18 - L'union fraternelle (1/2)
Perrine cligna des paupières, puis fronça les sourcils à la vue des fleurs printanières sur les murs ivoire. Le rai de lumière à travers les rideaux tirés sur les décorations ne laissait pas de doute à la conclusion. Elle se réveillait une nouvelle fois dans la chambre de la maîtresse de Vincent Morisot.
Se réveillait ?
Les images de l'agression par les faux mendiants bondirent sous son crâne. Un plongeon dans l'eau froide du Lowat avec le patron du Lynx des aérocabs, une colère sourde alors qu'il ne refaisait pas surface. Puis... puis...
Plus rien !
Un blanc, comme si une pellicule des frères Lumière s'était déchirée. Pourtant, des cheveux châtains, un ange, un parc en pleine nuit flottaient confus dans cet étrange vide. Des images disparates. Plus Perrine tentait de les fixer, plus celles-ci la fuyaient, jusqu'à ne plus exister.

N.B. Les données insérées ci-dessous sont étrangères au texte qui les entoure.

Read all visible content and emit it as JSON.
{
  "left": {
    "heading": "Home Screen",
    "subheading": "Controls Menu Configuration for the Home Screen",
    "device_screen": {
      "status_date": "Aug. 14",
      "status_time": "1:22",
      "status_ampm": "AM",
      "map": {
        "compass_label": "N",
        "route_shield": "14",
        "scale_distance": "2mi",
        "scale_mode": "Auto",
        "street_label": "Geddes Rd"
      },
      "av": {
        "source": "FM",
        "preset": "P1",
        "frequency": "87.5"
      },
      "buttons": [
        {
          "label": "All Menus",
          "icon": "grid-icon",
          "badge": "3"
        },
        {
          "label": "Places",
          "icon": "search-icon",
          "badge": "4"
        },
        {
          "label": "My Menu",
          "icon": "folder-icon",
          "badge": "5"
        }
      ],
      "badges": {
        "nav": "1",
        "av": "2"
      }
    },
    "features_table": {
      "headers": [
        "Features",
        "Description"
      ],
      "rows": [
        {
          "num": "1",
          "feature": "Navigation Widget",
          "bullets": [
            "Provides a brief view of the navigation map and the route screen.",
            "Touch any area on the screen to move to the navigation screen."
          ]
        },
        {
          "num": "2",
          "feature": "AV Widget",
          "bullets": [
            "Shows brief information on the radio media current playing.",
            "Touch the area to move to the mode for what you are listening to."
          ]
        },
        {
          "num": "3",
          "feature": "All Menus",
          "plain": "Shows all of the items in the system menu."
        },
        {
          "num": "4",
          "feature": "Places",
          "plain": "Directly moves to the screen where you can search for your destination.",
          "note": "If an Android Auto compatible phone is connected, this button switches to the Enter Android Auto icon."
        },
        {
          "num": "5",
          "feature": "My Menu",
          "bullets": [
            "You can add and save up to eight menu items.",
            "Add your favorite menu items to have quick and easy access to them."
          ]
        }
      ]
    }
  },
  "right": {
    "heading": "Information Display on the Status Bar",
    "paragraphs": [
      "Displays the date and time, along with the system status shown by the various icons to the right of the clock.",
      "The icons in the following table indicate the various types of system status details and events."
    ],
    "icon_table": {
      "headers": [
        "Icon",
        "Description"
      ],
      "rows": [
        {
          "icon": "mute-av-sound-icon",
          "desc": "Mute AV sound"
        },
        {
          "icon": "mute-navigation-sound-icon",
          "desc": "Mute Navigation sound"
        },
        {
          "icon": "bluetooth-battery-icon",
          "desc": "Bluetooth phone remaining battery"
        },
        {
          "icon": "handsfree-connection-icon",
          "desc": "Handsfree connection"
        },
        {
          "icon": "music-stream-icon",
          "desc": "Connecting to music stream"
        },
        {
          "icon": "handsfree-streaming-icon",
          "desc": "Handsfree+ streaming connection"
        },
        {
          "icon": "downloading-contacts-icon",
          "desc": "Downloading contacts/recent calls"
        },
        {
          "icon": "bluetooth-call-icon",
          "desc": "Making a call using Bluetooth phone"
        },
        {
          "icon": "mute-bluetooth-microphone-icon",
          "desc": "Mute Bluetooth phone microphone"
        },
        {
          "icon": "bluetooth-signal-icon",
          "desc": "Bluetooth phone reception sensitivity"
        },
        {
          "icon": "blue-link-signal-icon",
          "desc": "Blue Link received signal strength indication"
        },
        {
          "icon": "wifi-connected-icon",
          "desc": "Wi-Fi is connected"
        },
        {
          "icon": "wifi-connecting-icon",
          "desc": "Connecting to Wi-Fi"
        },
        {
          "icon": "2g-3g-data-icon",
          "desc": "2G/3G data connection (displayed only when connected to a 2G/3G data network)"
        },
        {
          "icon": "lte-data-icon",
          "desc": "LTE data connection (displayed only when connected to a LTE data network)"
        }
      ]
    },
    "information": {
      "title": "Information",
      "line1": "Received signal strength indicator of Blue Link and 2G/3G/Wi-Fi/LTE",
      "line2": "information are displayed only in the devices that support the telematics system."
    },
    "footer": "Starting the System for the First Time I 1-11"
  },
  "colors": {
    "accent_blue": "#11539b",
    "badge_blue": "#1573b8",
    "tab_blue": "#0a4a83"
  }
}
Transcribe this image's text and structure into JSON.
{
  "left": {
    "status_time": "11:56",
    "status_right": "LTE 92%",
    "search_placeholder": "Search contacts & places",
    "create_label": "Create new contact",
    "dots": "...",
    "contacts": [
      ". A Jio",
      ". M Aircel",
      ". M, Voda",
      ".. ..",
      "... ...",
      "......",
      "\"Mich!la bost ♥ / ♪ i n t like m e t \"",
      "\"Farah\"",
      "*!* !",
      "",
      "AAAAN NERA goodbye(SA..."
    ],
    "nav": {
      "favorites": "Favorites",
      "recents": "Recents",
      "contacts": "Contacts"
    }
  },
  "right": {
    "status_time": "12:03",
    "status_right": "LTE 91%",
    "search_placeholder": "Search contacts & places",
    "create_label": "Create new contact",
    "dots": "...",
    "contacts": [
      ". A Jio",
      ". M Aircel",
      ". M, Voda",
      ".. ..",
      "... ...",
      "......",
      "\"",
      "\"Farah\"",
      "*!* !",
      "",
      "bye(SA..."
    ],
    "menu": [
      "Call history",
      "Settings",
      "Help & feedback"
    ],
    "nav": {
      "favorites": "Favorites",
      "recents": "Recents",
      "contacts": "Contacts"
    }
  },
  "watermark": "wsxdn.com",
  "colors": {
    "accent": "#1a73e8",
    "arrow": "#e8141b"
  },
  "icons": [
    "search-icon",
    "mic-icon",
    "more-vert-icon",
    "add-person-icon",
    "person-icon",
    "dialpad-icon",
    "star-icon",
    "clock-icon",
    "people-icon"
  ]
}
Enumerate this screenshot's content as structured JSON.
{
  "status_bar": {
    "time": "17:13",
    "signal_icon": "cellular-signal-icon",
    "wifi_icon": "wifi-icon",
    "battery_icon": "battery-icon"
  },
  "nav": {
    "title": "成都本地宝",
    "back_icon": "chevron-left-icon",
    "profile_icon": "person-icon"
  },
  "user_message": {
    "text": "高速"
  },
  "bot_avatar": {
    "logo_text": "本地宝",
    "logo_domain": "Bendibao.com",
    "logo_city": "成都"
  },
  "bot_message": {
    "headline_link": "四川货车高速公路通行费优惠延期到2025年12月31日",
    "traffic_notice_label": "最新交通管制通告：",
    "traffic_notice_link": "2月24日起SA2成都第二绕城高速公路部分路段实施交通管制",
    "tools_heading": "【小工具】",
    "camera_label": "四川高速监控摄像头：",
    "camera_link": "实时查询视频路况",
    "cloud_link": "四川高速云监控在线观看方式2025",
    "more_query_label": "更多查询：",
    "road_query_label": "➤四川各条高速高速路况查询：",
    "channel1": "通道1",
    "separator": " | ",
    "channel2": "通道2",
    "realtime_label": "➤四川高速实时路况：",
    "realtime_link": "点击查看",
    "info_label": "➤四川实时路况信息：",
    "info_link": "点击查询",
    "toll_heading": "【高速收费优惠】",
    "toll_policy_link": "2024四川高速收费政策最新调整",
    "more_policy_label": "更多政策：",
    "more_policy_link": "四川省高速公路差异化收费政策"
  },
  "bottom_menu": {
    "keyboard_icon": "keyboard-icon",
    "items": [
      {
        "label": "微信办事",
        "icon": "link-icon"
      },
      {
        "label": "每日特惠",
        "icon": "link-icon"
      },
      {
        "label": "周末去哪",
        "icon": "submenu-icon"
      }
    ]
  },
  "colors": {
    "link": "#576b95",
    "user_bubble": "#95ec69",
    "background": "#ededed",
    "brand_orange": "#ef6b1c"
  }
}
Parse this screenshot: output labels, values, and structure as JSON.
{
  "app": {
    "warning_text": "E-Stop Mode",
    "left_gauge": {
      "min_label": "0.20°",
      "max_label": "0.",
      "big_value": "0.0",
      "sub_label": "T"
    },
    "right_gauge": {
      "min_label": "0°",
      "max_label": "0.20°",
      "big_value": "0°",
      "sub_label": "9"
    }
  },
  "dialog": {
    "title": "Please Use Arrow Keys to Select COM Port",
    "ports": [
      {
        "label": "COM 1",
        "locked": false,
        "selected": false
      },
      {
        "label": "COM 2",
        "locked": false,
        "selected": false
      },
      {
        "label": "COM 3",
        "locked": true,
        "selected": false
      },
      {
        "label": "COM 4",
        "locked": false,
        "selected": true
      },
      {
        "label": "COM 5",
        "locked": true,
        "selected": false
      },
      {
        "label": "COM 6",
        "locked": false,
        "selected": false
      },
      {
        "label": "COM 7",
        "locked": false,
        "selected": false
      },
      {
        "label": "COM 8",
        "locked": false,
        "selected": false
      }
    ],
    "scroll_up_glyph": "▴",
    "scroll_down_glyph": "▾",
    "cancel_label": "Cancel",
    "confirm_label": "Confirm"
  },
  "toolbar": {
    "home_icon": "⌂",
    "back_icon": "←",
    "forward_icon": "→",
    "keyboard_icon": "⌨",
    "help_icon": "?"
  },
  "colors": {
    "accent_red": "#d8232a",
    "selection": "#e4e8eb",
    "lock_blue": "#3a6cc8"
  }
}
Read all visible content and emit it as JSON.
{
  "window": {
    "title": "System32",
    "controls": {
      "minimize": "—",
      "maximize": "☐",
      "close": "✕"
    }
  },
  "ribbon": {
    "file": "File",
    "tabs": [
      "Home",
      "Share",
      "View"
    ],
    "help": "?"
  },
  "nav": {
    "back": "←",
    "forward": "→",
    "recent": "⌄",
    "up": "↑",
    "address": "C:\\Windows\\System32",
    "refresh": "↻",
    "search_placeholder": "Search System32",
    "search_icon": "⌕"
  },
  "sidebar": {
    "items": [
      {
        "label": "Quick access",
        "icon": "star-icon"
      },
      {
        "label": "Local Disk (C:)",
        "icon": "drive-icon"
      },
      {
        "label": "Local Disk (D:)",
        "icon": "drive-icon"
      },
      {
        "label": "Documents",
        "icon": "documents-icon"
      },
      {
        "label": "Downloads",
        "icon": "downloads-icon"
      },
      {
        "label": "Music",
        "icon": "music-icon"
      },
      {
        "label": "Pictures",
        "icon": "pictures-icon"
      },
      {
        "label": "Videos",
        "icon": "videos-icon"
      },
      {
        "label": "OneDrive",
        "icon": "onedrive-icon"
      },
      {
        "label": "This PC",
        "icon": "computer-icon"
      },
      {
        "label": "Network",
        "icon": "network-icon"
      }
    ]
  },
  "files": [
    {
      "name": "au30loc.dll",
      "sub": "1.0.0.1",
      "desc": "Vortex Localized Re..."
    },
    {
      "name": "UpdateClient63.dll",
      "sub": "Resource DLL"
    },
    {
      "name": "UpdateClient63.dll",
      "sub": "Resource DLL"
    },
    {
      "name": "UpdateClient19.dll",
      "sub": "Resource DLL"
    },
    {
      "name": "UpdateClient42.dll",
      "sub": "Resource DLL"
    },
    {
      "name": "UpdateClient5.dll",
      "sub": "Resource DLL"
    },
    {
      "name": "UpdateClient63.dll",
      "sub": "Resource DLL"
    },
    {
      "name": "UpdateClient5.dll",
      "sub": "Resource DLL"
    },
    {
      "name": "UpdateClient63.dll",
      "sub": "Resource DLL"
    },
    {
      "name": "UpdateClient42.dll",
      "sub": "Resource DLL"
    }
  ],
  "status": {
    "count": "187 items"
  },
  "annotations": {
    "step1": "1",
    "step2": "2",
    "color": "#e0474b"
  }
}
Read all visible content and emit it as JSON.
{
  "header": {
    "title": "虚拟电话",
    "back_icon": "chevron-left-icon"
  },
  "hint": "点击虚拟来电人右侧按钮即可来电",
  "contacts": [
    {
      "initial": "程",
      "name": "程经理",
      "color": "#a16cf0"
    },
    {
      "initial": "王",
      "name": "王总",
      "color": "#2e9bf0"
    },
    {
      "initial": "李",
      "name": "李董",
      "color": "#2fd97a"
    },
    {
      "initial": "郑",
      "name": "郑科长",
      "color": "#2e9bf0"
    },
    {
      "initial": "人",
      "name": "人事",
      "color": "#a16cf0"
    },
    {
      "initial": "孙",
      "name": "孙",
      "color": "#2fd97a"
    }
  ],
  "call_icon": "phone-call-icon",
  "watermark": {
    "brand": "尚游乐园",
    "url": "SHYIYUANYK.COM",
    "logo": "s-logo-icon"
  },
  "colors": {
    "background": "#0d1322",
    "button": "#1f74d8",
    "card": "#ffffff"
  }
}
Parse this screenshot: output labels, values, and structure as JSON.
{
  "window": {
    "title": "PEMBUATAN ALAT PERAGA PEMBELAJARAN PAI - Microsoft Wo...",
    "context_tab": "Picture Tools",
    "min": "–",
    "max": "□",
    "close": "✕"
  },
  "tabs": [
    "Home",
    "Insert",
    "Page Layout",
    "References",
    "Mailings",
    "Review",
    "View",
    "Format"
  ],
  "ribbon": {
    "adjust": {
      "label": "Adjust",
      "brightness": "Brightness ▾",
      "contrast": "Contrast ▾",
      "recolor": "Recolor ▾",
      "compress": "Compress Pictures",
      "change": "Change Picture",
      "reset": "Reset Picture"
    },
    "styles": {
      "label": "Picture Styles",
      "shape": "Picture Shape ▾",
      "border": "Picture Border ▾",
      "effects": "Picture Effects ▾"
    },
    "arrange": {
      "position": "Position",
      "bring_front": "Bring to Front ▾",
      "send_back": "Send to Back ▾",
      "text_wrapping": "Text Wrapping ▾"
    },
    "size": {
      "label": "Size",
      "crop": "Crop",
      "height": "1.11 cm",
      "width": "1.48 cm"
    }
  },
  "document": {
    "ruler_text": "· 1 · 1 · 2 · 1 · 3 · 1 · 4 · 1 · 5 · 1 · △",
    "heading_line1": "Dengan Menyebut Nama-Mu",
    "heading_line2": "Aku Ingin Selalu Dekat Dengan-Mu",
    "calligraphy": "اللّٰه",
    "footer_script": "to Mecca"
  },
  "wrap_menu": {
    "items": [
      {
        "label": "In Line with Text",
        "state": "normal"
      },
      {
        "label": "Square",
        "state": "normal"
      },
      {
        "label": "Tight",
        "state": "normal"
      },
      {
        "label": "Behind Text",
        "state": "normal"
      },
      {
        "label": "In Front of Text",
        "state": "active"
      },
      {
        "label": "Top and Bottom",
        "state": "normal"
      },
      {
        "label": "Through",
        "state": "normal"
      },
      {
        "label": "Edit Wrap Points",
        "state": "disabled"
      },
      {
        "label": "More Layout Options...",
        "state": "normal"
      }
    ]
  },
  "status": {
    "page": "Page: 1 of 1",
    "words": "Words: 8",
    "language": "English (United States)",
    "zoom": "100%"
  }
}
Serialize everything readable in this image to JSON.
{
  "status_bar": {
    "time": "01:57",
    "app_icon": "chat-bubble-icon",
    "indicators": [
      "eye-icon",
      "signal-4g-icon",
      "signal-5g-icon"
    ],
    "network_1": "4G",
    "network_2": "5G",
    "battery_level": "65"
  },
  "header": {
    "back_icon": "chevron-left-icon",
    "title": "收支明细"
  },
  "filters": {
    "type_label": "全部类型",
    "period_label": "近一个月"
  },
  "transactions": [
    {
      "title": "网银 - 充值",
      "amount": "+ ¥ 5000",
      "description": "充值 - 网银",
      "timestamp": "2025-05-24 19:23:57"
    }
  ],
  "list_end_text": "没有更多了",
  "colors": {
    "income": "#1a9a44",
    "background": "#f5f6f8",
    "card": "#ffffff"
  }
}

Ces efforts lui valurent hélas un mal de tête, elle ne retint pas un gémissement tant de frustration que de douleur.
— Buvez cette décoction lentement, elle vous soulagera, murmura une voix malicieuse.
Des pas légers sur le plancher, et une tasse apparut sous son nez. Perrine suivit le bras, habillé d'une manche bleu ciel, à rayures plus foncées, vers le visage parsemé de taches de rousseur sous un chignon lâche. Son front se plissa, elle connaissait la jeune femme, ou plutôt la version enfantine. Elles avaient joué ensemble, quand sa tante, Adélaïde, rendait visite à sa mère pour peindre.
— Daph... Daphné ?
Un quart de lune lui répondit.
— Tu te souviens de moi ? On ne s'est pas vues depuis...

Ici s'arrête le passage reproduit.